Reaction Exploration Reveals Strong Kinetic Filtering in Li-Ion Battery Electrolyte Degradation

A solid electrolyte interphase (SEI) forms spontaneously during the first few recharging cycles of a lithium-ion battery (LIB) due to electrolyte degradation at the electrodes. The properties of the SEI critically affect the lifespan and stability of LIBs, but the degradation reactions governing SEI formation are challenging to resolve and broadly applicable computational methods for prediction remain limited. In this study, we demonstrate that automated reaction exploration methods can predict major degradation products of common electrolytes without relying on experimental data, revealing unexpected kinetic filtering effects that strongly constrain the observable degradation chemistry of SEI formation.

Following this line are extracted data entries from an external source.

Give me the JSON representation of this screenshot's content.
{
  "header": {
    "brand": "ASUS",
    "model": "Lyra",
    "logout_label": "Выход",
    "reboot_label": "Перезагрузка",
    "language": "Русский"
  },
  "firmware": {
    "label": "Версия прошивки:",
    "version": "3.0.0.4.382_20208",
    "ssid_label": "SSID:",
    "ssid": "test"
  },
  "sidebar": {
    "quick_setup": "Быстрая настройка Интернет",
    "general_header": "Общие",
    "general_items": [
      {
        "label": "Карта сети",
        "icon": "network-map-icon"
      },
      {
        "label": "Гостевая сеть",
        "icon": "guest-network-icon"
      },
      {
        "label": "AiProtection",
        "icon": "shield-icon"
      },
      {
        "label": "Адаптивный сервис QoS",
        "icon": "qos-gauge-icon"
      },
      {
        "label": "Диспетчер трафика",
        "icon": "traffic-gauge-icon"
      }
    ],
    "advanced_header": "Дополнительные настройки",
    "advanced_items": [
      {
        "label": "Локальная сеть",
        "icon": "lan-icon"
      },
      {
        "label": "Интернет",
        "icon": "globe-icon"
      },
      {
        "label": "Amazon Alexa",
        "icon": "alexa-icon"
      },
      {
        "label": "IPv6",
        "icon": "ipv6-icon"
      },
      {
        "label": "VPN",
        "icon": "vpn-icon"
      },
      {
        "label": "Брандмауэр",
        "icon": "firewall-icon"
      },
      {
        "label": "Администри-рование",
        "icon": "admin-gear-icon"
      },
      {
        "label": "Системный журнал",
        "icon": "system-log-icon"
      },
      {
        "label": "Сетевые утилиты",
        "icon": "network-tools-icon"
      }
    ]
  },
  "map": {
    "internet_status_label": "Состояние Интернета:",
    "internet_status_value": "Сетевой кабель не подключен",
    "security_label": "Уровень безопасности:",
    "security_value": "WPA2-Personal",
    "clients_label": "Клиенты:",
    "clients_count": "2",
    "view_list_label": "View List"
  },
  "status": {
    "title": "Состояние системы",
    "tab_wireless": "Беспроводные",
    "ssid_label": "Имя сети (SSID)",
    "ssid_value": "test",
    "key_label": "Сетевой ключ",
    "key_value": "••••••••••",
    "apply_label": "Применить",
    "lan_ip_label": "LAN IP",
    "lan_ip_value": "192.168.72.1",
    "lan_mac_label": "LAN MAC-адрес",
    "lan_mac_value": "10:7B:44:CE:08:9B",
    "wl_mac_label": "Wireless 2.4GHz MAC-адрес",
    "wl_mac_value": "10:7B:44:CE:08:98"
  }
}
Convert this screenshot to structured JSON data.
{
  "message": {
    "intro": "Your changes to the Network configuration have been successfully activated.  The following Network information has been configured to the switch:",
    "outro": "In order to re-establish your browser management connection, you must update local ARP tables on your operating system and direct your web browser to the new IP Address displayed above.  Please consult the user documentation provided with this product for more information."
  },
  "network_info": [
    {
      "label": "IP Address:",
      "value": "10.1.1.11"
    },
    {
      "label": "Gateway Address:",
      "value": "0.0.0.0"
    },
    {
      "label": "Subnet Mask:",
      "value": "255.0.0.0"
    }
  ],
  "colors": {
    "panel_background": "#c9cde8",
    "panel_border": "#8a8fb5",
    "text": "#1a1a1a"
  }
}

The degradation chemistry of a traditional LIB electrolyte, consisting of ethylene carbonate (EC) and lithium hexafluorophosphate (LiPF6), is analyzed out to a depth of five reactions as a benchmark. Despite the multitude of theoretically possible reaction pathways, our computational chemical reaction network (CRN) reveals strong kinetic selectivity toward lithium ethylene monocarbonate (LEMC) and lithium ethylene dicarbonate (LEDC), including several previously unreported routes to these key SEI organic species. The resulting network provides a unified explanation for how reaction barriers and kinetics drive the competing formation of LEMC and LEDC, and clarifies the influence of moisture on SEI aging. Generated entirely on the basis of computational transition state searches, this comprehensive CRN demonstrates the potential of reaction exploration methods to uncover mechanistic insights governed by kinetic filtering and enable rational electrolyte design.